At the €€€ price point with a Michelin star, Le Roannay is a formal dining experience rather than a casual family option. It suits families where all members are comfortable in a structured restaurant environment and the meal is a planned event rather than a spontaneous dinner. Younger children or informal group dynamics would be better served by the broader restaurant options available in Stavelot and Spa. For a special-occasion family meal where the cooking is the point, it fits.
What should I expect atmosphere-wise at Le Roannay?

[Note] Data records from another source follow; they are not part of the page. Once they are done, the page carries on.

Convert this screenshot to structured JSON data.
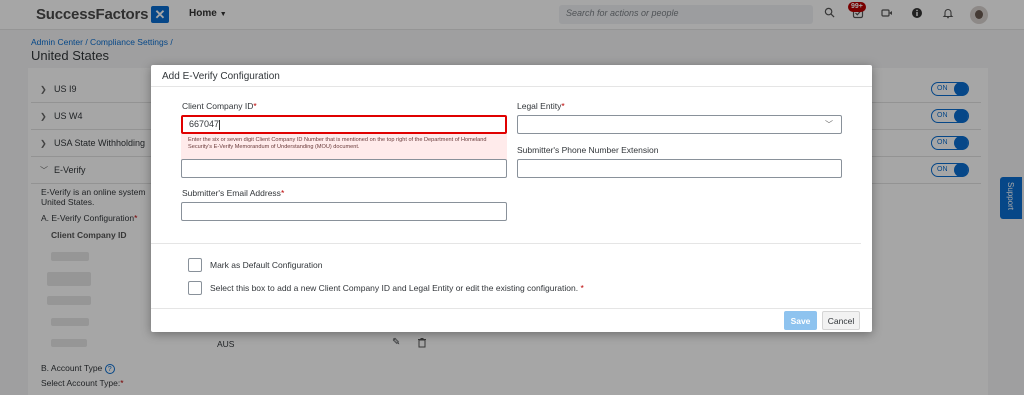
{
  "shell": {
    "logo_text": "SuccessFactors",
    "home_label": "Home",
    "search_placeholder": "Search for actions or people",
    "notification_count": "99+"
  },
  "page": {
    "breadcrumb": "Admin Center / Compliance Settings /",
    "title": "United States"
  },
  "sections": [
    {
      "label": "US I9",
      "toggle": "ON"
    },
    {
      "label": "US W4",
      "toggle": "ON"
    },
    {
      "label": "USA State Withholding",
      "toggle": "ON"
    },
    {
      "label": "E-Verify",
      "toggle": "ON"
    }
  ],
  "background": {
    "everify_desc_1": "E-Verify is an online system",
    "everify_desc_2": "United States.",
    "config_heading": "A. E-Verify Configuration",
    "client_col": "Client Company ID",
    "row_value": "AUS",
    "account_type": "B. Account Type",
    "select_account": "Select Account Type:"
  },
  "support_label": "Support",
  "dialog": {
    "title": "Add E-Verify Configuration",
    "client_id_label": "Client Company ID",
    "client_id_value": "667047",
    "client_id_error": "Enter the six or seven digit Client Company ID Number that is mentioned on the top right of the Department of Homeland Security's E-Verify Memorandum of Understanding (MOU) document.",
    "legal_entity_label": "Legal Entity",
    "legal_entity_value": "",
    "phone_ext_label": "Submitter's Phone Number Extension",
    "email_label": "Submitter's Email Address",
    "default_config_label": "Mark as Default Configuration",
    "add_new_label": "Select this box to add a new Client Company ID and Legal Entity or edit the existing configuration.",
    "save_label": "Save",
    "cancel_label": "Cancel"
  },
  "colors": {
    "accent": "#0a6ed1",
    "error": "#e00000",
    "required": "#bb0000"
  }
}
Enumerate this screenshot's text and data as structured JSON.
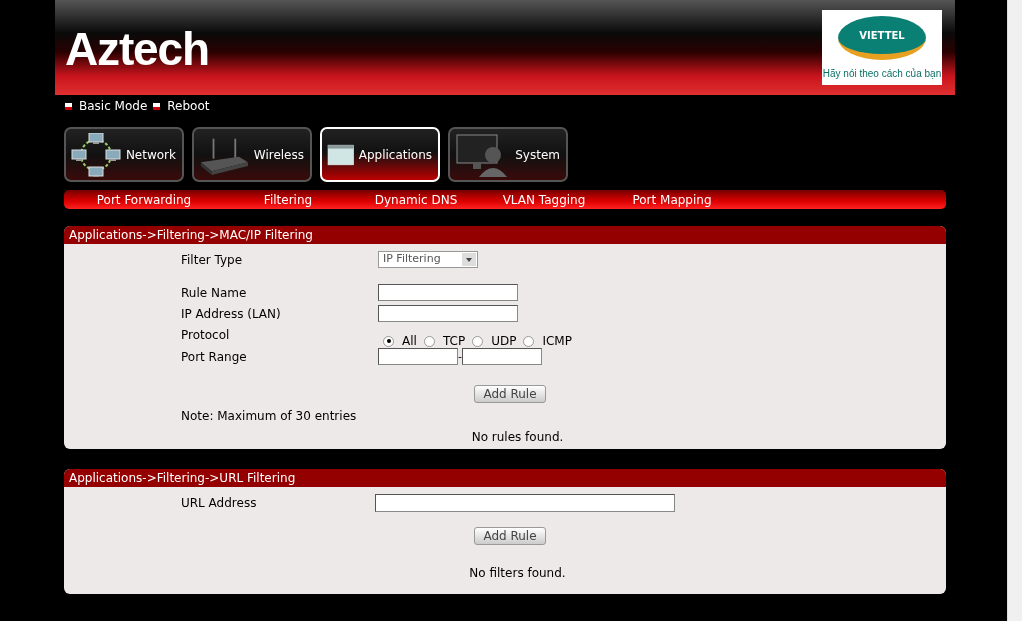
{
  "header": {
    "brand": "Aztech",
    "logo": {
      "name": "VIETTEL",
      "slogan": "Hãy nói theo cách của bạn"
    }
  },
  "top_links": [
    "Basic Mode",
    "Reboot"
  ],
  "tabs": [
    {
      "label": "Network",
      "kind": "network",
      "selected": false
    },
    {
      "label": "Wireless",
      "kind": "wireless",
      "selected": false
    },
    {
      "label": "Applications",
      "kind": "applications",
      "selected": true
    },
    {
      "label": "System",
      "kind": "system",
      "selected": false
    }
  ],
  "subnav": [
    "Port Forwarding",
    "Filtering",
    "Dynamic DNS",
    "VLAN Tagging",
    "Port Mapping"
  ],
  "ip_panel": {
    "title": "Applications->Filtering->MAC/IP Filtering",
    "filter_type": {
      "label": "Filter Type",
      "value": "IP Filtering"
    },
    "rule_name": {
      "label": "Rule Name"
    },
    "ip_address": {
      "label": "IP Address (LAN)"
    },
    "protocol": {
      "label": "Protocol",
      "options": [
        {
          "label": "All",
          "selected": true
        },
        {
          "label": "TCP",
          "selected": false
        },
        {
          "label": "UDP",
          "selected": false
        },
        {
          "label": "ICMP",
          "selected": false
        }
      ]
    },
    "port_range": {
      "label": "Port Range",
      "separator": "-"
    },
    "button": "Add Rule",
    "note": "Note: Maximum of 30 entries",
    "empty": "No rules found."
  },
  "url_panel": {
    "title": "Applications->Filtering->URL Filtering",
    "url_address": {
      "label": "URL Address"
    },
    "button": "Add Rule",
    "empty": "No filters found."
  }
}
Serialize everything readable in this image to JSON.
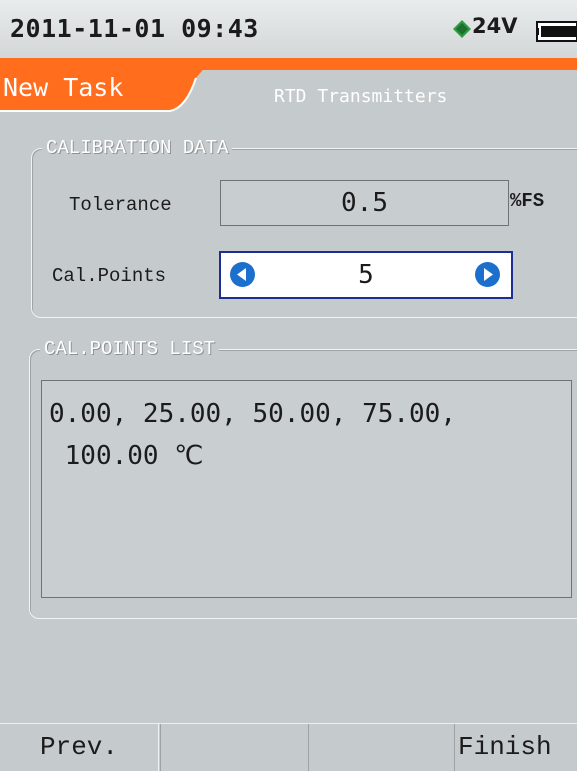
{
  "status_bar": {
    "datetime": "2011-11-01 09:43",
    "voltage": "24V",
    "icons": [
      "power-diamond-icon",
      "battery-icon"
    ]
  },
  "header": {
    "active_tab": "New Task",
    "screen_title": "RTD Transmitters",
    "accent_color": "#ff6d1d"
  },
  "calibration_data": {
    "legend": "CALIBRATION DATA",
    "tolerance_label": "Tolerance",
    "tolerance_value": "0.5",
    "tolerance_unit": "%FS",
    "cal_points_label": "Cal.Points",
    "cal_points_value": "5",
    "stepper_icons": [
      "decrease-arrow-icon",
      "increase-arrow-icon"
    ],
    "stepper_color": "#1c6fcd"
  },
  "cal_points_list": {
    "legend": "CAL.POINTS LIST",
    "text": "0.00, 25.00, 50.00, 75.00,\n 100.00 ℃"
  },
  "softkeys": [
    "Prev.",
    "",
    "",
    "Finish"
  ]
}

The setting is rural Ardennes rather than metropolitan, which shapes the room's register considerably. Expect a composed, quieter atmosphere consistent with a country destination restaurant: the energy comes from the dining experience rather than from crowd or urban buzz. The Michelin star and €€€ pricing place it in formal territory, though Belgian fine dining at this level tends toward a less theatrical formality than equivalent Paris or London addresses. The surrounding countryside and the drive in are part of the overall experience in a way that city restaurants cannot replicate.
What's the must-try dish at Le Roannay?
Specific menu details are not available in EP Club's current data for Le Roannay, so naming a single dish would be speculative. What the Michelin credential and the Ardennes location together suggest is that the kitchen's strongest work is likely to involve regional ingredients: game, river fish, or foraged components handled through Modern French technique. Chef David Gallienne's background in this idiom points toward dishes where the sourcing argument is legible on the plate. For current menu specifics, contact the restaurant directly or check their reservation channels before visiting.